Cleveland Versus Wall Street
Jean-Stéphane Bron
Switzerland, France | 2010 | 94 min
Language : English
Subtitle : French
In 2008, a group of lawyers from Cleveland began legal proceedings against the Wall Street banks they deemed responsible for the property seizures that left 100,000 people homeless. In the end, the trial never took place. Jean-Stéphane Bron therefore decides to recreate this trial in a cinema, transposing it into a codified fictional genre in order to better “avenge” a null and void reality.

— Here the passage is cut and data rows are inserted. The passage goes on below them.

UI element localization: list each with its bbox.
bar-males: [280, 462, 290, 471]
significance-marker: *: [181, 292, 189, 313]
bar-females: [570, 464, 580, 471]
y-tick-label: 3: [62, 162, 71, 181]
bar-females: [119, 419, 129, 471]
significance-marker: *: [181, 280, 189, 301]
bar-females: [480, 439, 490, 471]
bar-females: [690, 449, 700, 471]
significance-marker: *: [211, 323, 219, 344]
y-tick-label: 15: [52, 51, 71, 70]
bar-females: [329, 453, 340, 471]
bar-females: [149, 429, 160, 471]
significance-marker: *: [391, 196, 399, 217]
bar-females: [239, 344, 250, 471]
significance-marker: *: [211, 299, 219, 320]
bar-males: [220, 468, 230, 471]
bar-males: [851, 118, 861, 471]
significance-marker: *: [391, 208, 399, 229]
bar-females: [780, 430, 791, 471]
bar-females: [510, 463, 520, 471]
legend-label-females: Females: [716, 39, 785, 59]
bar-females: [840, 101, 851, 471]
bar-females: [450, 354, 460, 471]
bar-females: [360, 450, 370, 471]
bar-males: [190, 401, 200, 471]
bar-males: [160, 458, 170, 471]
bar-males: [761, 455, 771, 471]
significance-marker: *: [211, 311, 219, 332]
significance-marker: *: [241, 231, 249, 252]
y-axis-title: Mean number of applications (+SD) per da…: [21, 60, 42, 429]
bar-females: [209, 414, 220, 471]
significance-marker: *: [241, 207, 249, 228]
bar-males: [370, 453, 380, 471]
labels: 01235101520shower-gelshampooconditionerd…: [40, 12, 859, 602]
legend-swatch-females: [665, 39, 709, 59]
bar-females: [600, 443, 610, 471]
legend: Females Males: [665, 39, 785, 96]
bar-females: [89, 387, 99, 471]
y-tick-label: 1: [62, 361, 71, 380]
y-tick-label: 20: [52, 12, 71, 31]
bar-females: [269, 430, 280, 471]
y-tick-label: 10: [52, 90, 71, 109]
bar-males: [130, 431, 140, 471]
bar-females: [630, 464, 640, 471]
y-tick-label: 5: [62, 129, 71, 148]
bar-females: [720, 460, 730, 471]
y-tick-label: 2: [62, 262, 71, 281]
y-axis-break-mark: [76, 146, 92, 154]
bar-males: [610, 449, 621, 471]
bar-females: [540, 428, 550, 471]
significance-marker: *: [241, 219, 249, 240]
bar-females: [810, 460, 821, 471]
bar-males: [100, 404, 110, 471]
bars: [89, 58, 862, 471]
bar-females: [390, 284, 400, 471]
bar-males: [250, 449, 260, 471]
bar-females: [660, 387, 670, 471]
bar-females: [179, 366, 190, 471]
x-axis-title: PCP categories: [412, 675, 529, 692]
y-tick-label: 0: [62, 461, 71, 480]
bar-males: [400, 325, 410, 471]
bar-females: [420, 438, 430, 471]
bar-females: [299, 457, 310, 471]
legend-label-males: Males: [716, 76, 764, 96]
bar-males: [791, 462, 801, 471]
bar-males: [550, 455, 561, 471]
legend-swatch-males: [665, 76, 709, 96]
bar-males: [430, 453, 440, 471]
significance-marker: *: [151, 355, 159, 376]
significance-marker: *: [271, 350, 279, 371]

Minimum legal age 7 years, recommended 14 years and over
2008 saw the banking and financial crisis that plunged the world into a deep recession. Josh Cohen and his partners, attorneys in the city of Cleveland, where 20,000 over-indebted families were evicted from their homes, want to sue the 21 Wall Street banks that they consider liable for these devastating repossessions. Sensing a possible film, Jean-Stéphane Bron is all ears, but quickly understands that their claim will not make it to court. No matter: he contacts all of the protagonists, offering to organise a “film trial” at the city’s courthouse. Filmed almost continuously with two cameras, Cleveland contre Wall Street is based on the classical dramaturgy that, from Otto Preminger to Erin Brokovich via Sidney Lumet, has been a staple of fiction feature films. As well as being a wonderful ‘genre’ film, so to speak, the filmmaker's fourth “documentary” also constitutes a powerful - and still relevant - analysis of American society, which is ideologically fractured around the notions of liberty and individual responsibility.